Imagine you have a profligate relative, about 15 years away from enforced retirement, who keeps piling up debt instead of saving for old age. Whenever he does set up a plan to cut back on spending he can’t afford, it usually consists of spending more in the short run, with dubious resolutions about belt-tightening later. How he will manage to survive when he does retire is such an obvious cause for alarm, you keep thinking he will soon wise up. Instead, he keeps congratulating himself on the fact that his rate of borrowing has declined from recent peaks of extravagance.

Now consider that mythical relative known as Uncle Sam. The society he presides over is rapidly aging. The baby boomers, currently ranging in age from 49 to 67, are swelling the ranks of the retirees, and Generation X isn’t far behind. By 2038, there will be nearly 80 million U.S. residents age 65 and over, up from 45 million today. Over the same period, the population of people aged 18 to 64 will grow at a much slower rate. As a result, our population will tip toward the retirees, with 2.7 working-age persons for each senior in 2038, down from 4.4 today.

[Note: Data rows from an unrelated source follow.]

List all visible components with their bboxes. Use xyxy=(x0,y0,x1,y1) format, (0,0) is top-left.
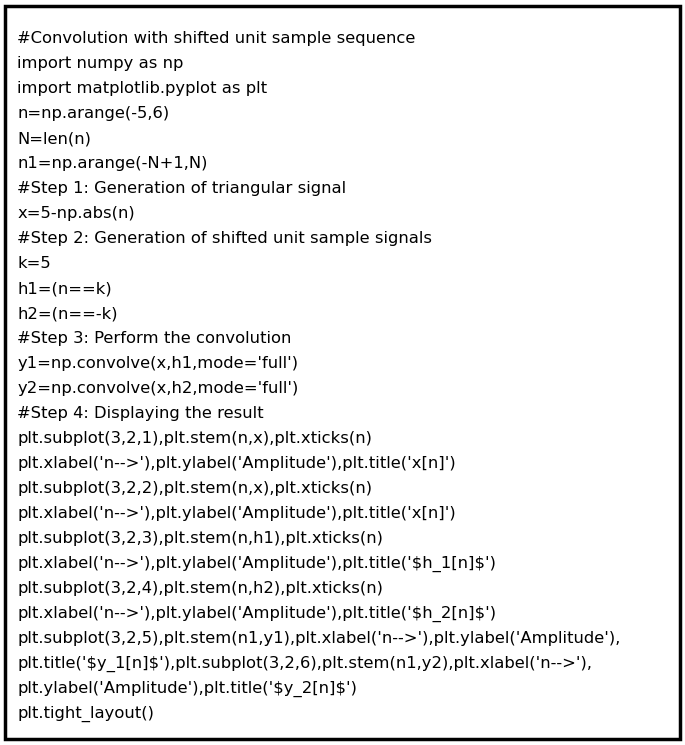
Text: n1=np.arange(-N+1,N): n1=np.arange(-N+1,N) xyxy=(17,156,208,171)
Text: plt.subplot(3,2,1),plt.stem(n,x),plt.xticks(n): plt.subplot(3,2,1),plt.stem(n,x),plt.xti… xyxy=(17,431,372,446)
Text: plt.xlabel('n-->'),plt.ylabel('Amplitude'),plt.title('$h_1[n]$'): plt.xlabel('n-->'),plt.ylabel('Amplitude… xyxy=(17,556,496,572)
Text: plt.tight_layout(): plt.tight_layout() xyxy=(17,706,154,722)
Text: k=5: k=5 xyxy=(17,256,51,271)
Text: h2=(n==-k): h2=(n==-k) xyxy=(17,306,118,321)
Text: #Step 3: Perform the convolution: #Step 3: Perform the convolution xyxy=(17,332,292,346)
Text: #Step 2: Generation of shifted unit sample signals: #Step 2: Generation of shifted unit samp… xyxy=(17,231,432,246)
Text: N=len(n): N=len(n) xyxy=(17,131,91,146)
Text: #Convolution with shifted unit sample sequence: #Convolution with shifted unit sample se… xyxy=(17,31,416,46)
Text: #Step 4: Displaying the result: #Step 4: Displaying the result xyxy=(17,406,264,421)
Text: plt.xlabel('n-->'),plt.ylabel('Amplitude'),plt.title('x[n]'): plt.xlabel('n-->'),plt.ylabel('Amplitude… xyxy=(17,507,456,522)
Text: x=5-np.abs(n): x=5-np.abs(n) xyxy=(17,206,135,221)
Text: plt.subplot(3,2,3),plt.stem(n,h1),plt.xticks(n): plt.subplot(3,2,3),plt.stem(n,h1),plt.xt… xyxy=(17,531,383,546)
Text: plt.subplot(3,2,4),plt.stem(n,h2),plt.xticks(n): plt.subplot(3,2,4),plt.stem(n,h2),plt.xt… xyxy=(17,581,383,596)
Text: y2=np.convolve(x,h2,mode='full'): y2=np.convolve(x,h2,mode='full') xyxy=(17,381,299,396)
Text: #Step 1: Generation of triangular signal: #Step 1: Generation of triangular signal xyxy=(17,181,346,196)
Text: plt.title('$y_1[n]$'),plt.subplot(3,2,6),plt.stem(n1,y2),plt.xlabel('n-->'),: plt.title('$y_1[n]$'),plt.subplot(3,2,6)… xyxy=(17,656,592,672)
Text: plt.ylabel('Amplitude'),plt.title('$y_2[n]$'): plt.ylabel('Amplitude'),plt.title('$y_2[… xyxy=(17,681,357,697)
Text: y1=np.convolve(x,h1,mode='full'): y1=np.convolve(x,h1,mode='full') xyxy=(17,356,298,371)
Text: plt.subplot(3,2,2),plt.stem(n,x),plt.xticks(n): plt.subplot(3,2,2),plt.stem(n,x),plt.xti… xyxy=(17,481,372,496)
Text: h1=(n==k): h1=(n==k) xyxy=(17,281,112,297)
Text: import numpy as np: import numpy as np xyxy=(17,56,184,71)
Text: plt.subplot(3,2,5),plt.stem(n1,y1),plt.xlabel('n-->'),plt.ylabel('Amplitude'),: plt.subplot(3,2,5),plt.stem(n1,y1),plt.x… xyxy=(17,631,621,647)
Text: import matplotlib.pyplot as plt: import matplotlib.pyplot as plt xyxy=(17,81,267,96)
Text: plt.xlabel('n-->'),plt.ylabel('Amplitude'),plt.title('x[n]'): plt.xlabel('n-->'),plt.ylabel('Amplitude… xyxy=(17,456,456,472)
Text: n=np.arange(-5,6): n=np.arange(-5,6) xyxy=(17,106,169,121)
Text: plt.xlabel('n-->'),plt.ylabel('Amplitude'),plt.title('$h_2[n]$'): plt.xlabel('n-->'),plt.ylabel('Amplitude… xyxy=(17,606,496,622)
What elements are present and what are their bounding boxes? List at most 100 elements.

And yet instead of preparing for the baby-boom budget bomb by running surpluses and using the funds to pay down the huge debt — a plan proposed by President Bill Clinton in 1999 — the federal government keeps incurring deficits, adding each year to the debt.

The nonpartisan Congressional Budget Office keeps warning that the federal budget is on an unsustainable path, recently projecting that the debt held by the public as a share of nominal gross domestic product could soar from the current 73% to 190% by 2038. (See my Cover Story, “What, Me Worry?” Sept. 30.) And yet, just like that profligate relative, the Obama administration has often claimed credit for bringing down the yearly deficit from unheard-of levels of more than $1 trillion to still-record levels of about half a trillion.

UNDUE CREDIT WAS ALSO bestowed last week on the budget deal officially labeled the Bipartisan Budget Act of 2013.